Liberal Democrat Leader and Deputy Prime Minister, Nick Clegg, said "a grand, unilateral repatriation of powers might sound appealing... but in reality it is a false promise, wrapped in a Union Jack".
In Europe today, there are effectively three places you can be. They fit together like rings around a circle. There’s the core: Where the eurozone countries are now pulling together more closely; integrating further to shore up the single currency. Then there is the ring around that – the inner circle: The states who aren’t in the euro, but are members of the EU. And the outer circle: Where you find the accession countries, EEA countries, Norway, Switzerland, and so on.
The UK is in the inner circle – but the terrain is shifting. The core is tightening – to what degree we don’t yet know.

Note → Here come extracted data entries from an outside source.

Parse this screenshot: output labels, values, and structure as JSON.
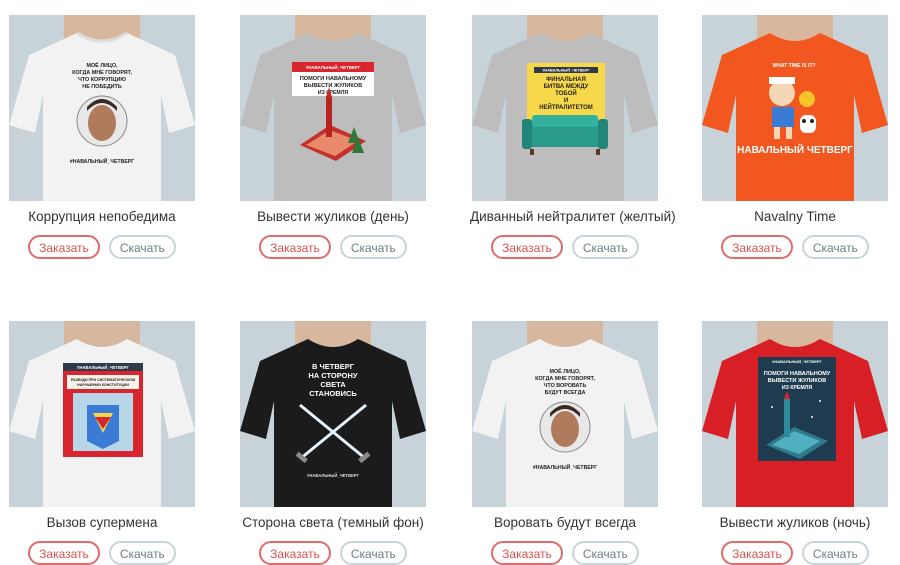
{
  "buttons": {
    "order": "Заказать",
    "download": "Скачать"
  },
  "products": [
    {
      "title": "Коррупция непобедима",
      "shirt": "#f2f2f2",
      "print": [
        "МОЁ ЛИЦО,",
        "КОГДА МНЕ ГОВОРЯТ,",
        "ЧТО КОРРУПЦИЮ",
        "НЕ ПОБЕДИТЬ"
      ],
      "tag": "#НАВАЛЬНЫЙ_ЧЕТВЕРГ"
    },
    {
      "title": "Вывести жуликов (день)",
      "shirt": "#bdbdbd",
      "print": [
        "ПОМОГИ НАВАЛЬНОМУ",
        "ВЫВЕСТИ ЖУЛИКОВ",
        "ИЗ КРЕМЛЯ"
      ],
      "tag": "#НАВАЛЬНЫЙ_ЧЕТВЕРГ"
    },
    {
      "title": "Диванный нейтралитет (желтый)",
      "shirt": "#bdbdbd",
      "print": [
        "ФИНАЛЬНАЯ",
        "БИТВА МЕЖДУ",
        "ТОБОЙ",
        "И",
        "НЕЙТРАЛИТЕТОМ"
      ],
      "tag": "#НАВАЛЬНЫЙ_ЧЕТВЕРГ"
    },
    {
      "title": "Navalny Time",
      "shirt": "#f2571f",
      "print": [
        "WHAT TIME IS IT?"
      ],
      "tag": "НАВАЛЬНЫЙ ЧЕТВЕРГ"
    },
    {
      "title": "Вызов супермена",
      "shirt": "#f2f2f2",
      "print": [
        "РАЗБУДИ ПРИ СИСТЕМАТИЧЕСКОМ",
        "НАРУШЕНИИ КОНСТИТУЦИИ"
      ],
      "tag": "#НАВАЛЬНЫЙ_ЧЕТВЕРГ"
    },
    {
      "title": "Сторона света (темный фон)",
      "shirt": "#1b1b1b",
      "print": [
        "В ЧЕТВЕРГ",
        "НА СТОРОНУ",
        "СВЕТА",
        "СТАНОВИСЬ"
      ],
      "tag": "#НАВАЛЬНЫЙ_ЧЕТВЕРГ"
    },
    {
      "title": "Воровать будут всегда",
      "shirt": "#f2f2f2",
      "print": [
        "МОЁ ЛИЦО,",
        "КОГДА МНЕ ГОВОРЯТ,",
        "ЧТО ВОРОВАТЬ",
        "БУДУТ ВСЕГДА"
      ],
      "tag": "#НАВАЛЬНЫЙ_ЧЕТВЕРГ"
    },
    {
      "title": "Вывести жуликов (ночь)",
      "shirt": "#d81f26",
      "print": [
        "ПОМОГИ НАВАЛЬНОМУ",
        "ВЫВЕСТИ ЖУЛИКОВ",
        "ИЗ КРЕМЛЯ"
      ],
      "tag": "#НАВАЛЬНЫЙ_ЧЕТВЕРГ"
    }
  ]
}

Some states on the outside are seeking, over time, to head further in. And, as a different Europe emerges, over the coming years... we have to decide where the UK fits within it. What role will we play in our new neighbourhood?
Very few people are now suggesting we move into the centre. Joining the euro will not be in our interests anytime soon – certainly not in my political lifetime. But there are forces who want to pull us towards the edge; towards the outer circle. Reducing the extent to which we cooperate on the continent; happy for the Channel to widen. Hoping, even, that it becomes a gulf.

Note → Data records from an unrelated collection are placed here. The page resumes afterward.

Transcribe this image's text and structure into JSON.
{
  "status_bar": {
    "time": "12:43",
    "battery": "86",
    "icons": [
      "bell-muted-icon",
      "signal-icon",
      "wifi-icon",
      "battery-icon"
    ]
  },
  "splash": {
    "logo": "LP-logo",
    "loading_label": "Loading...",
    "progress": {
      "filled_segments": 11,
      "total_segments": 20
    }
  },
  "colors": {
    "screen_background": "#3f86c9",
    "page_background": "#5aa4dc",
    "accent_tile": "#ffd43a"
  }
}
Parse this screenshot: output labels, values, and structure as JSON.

Today I want to explain why that is a very dangerous position... leaving the UK isolated and marginalised. And I want to offer a more compelling alternative: A strong UK, influential in Europe and so more influential in the world;
working with our allies on the issues that matter to our prosperity and security; driven by pragmatism, as opposed to dogma, in these debates. Unambiguously in the inner circle.
That will require an approach that is engaged and balanced. So not accepting every request or regulation sent from Brussels. But, equally, cooperating constructively where it is in our national interest to do so.

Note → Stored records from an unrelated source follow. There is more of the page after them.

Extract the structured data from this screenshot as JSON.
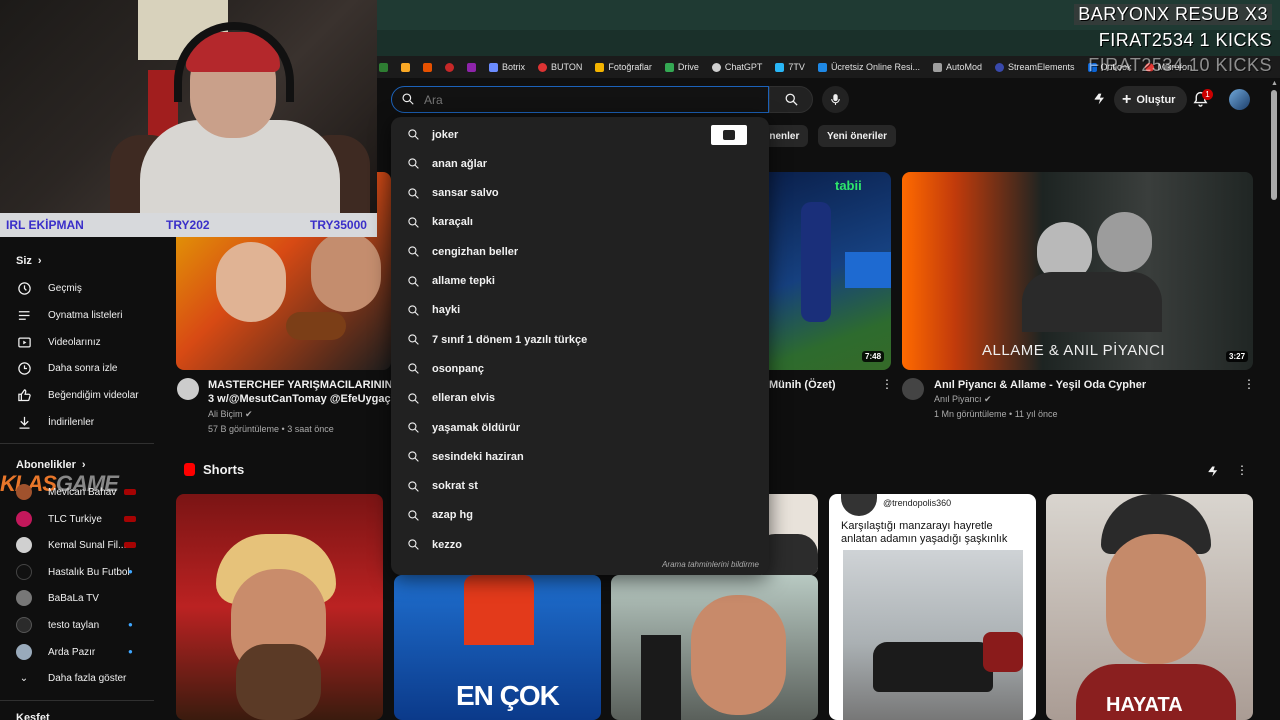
{
  "overlay": {
    "line1": "BARYONX  RESUB X3",
    "line2": "FIRAT2534  1 KICKS",
    "line3": "FIRAT2534  10 KICKS",
    "irl_bar": {
      "left": "IRL EKİPMAN",
      "mid": "TRY202",
      "right": "TRY35000"
    },
    "logo_text": "KLAS",
    "logo_text2": "GAME"
  },
  "bookmarks": [
    {
      "label": "Botrix",
      "color": "#6b8cff"
    },
    {
      "label": "BUTON",
      "color": "#d33"
    },
    {
      "label": "Fotoğraflar",
      "color": "#f4b400"
    },
    {
      "label": "Drive",
      "color": "#34a853"
    },
    {
      "label": "ChatGPT",
      "color": "#cfcfcf"
    },
    {
      "label": "7TV",
      "color": "#29b6f6"
    },
    {
      "label": "Ücretsiz Online Resi...",
      "color": "#1e88e5"
    },
    {
      "label": "AutoMod",
      "color": "#9e9e9e"
    },
    {
      "label": "StreamElements",
      "color": "#3949ab"
    },
    {
      "label": "Outlook",
      "color": "#0a64d6"
    },
    {
      "label": "Mikrofon",
      "color": "#e53935"
    }
  ],
  "search": {
    "placeholder": "Ara",
    "value": ""
  },
  "header": {
    "create_label": "Oluştur",
    "notif_count": "1"
  },
  "chips": [
    "lenenler",
    "Yeni öneriler"
  ],
  "sidebar": {
    "you_label": "Siz",
    "items": [
      {
        "label": "Geçmiş",
        "icon": "history-icon"
      },
      {
        "label": "Oynatma listeleri",
        "icon": "playlist-icon"
      },
      {
        "label": "Videolarınız",
        "icon": "your-videos-icon"
      },
      {
        "label": "Daha sonra izle",
        "icon": "watch-later-icon"
      },
      {
        "label": "Beğendiğim videolar",
        "icon": "like-icon"
      },
      {
        "label": "İndirilenler",
        "icon": "download-icon"
      }
    ],
    "subs_title": "Abonelikler",
    "subs": [
      {
        "label": "Mevlcan Bahav",
        "color": "#a0522d",
        "badge": "live"
      },
      {
        "label": "TLC Turkiye",
        "color": "#c2185b",
        "badge": "live"
      },
      {
        "label": "Kemal Sunal Fil...",
        "color": "#d0d0d0",
        "badge": "live"
      },
      {
        "label": "Hastalık Bu Futbol",
        "color": "#111",
        "badge": "dot"
      },
      {
        "label": "BaBaLa TV",
        "color": "#777",
        "badge": ""
      },
      {
        "label": "testo taylan",
        "color": "#2b2b2b",
        "badge": "dot"
      },
      {
        "label": "Arda Pazır",
        "color": "#9ab",
        "badge": "dot"
      }
    ],
    "show_more": "Daha fazla göster",
    "keşfet": "Keşfet"
  },
  "videos": [
    {
      "title1": "MASTERCHEF YARIŞMACILARININ RE",
      "title2": "3 w/@MesutCanTomay @EfeUygaçYou",
      "channel": "Ali Biçim",
      "meta": "57 B görüntüleme • 3 saat önce"
    },
    {
      "title1": "Münih (Özet)",
      "channel": "",
      "meta": "",
      "duration": "7:48",
      "badge": "tabii"
    },
    {
      "title1": "Anıl Piyancı & Allame - Yeşil Oda Cypher",
      "channel": "Anıl Piyancı",
      "meta": "1 Mn görüntüleme • 11 yıl önce",
      "duration": "3:27",
      "thumb_text": "ALLAME & ANIL PİYANCI"
    }
  ],
  "shorts": {
    "title": "Shorts",
    "card3_handle": "@trendopolis360",
    "card3_caption": "Karşılaştığı manzarayı hayretle anlatan adamın yaşadığı şaşkınlık",
    "card2_caption": "EN ÇOK",
    "card4_caption": "HAYATA"
  },
  "suggestions": [
    "joker",
    "anan ağlar",
    "sansar salvo",
    "karaçalı",
    "cengizhan beller",
    "allame tepki",
    "hayki",
    "7 sınıf 1 dönem 1 yazılı türkçe",
    "osonpanç",
    "elleran elvis",
    "yaşamak öldürür",
    "sesindeki haziran",
    "sokrat st",
    "azap hg",
    "kezzo"
  ],
  "report_label": "Arama tahminlerini bildirme"
}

I want to focus on the proposal doing the rounds that... the best way to improve the UK’s position in Europe... is to renegotiate the terms of our relationship with the rest of the EU. We should opt out of the bad bits; stay opted in to the good bits; and the way to do that is a repatriation of British powers. That seems very reasonable; in fact, it’s a pretty seductive offer – who would disagree with that?
But, look a little closer: Because a grand, unilateral repatriation of powers might sound appealing... but, in reality, it is a false promise, wrapped in a Union Jack. Let me explain why. I am all for reducing frivolous and expensive European rules... And, more profoundly, we need to refocus the EU... So it does more where it adds value, and less where it doesn’t... But there is a lot more we need to do to get the Europe focused on the policies that create economic growth and make it more competitive. And I want the UK leading that.
So I do not think the EU is perfect by any stretch and I’m a big advocate of EU reform. But this idea that we should – or could – extract ourselves from the bulk of EU obligations is nonsensical. It is wishful thinking to suggest we could - effectively - give ourselves a free pass to undercut the Single Market... only to then renegotiate our way back in to the laws that suit us. The rest of Europe simply wouldn’t have it. If the French tried to duck out of the rules on the environment or consumer protection...; if the Germans tried to opt out of their obligations on competition and the single market... we would stop them – and rightly so.
And let’s be honest: Many of the people who advocate repatriation are the same people who want us out of Europe – full stop. For them, no rebalancing of powers will ever be enough. And so there is no hard border between repatriation and exit... Because, for these people, repatriation is pulling at a thread – and they want to unravel the whole thing. Just look at the last few weeks: As soon as we start talking about repatriation, we descend into the in-versus-out debate.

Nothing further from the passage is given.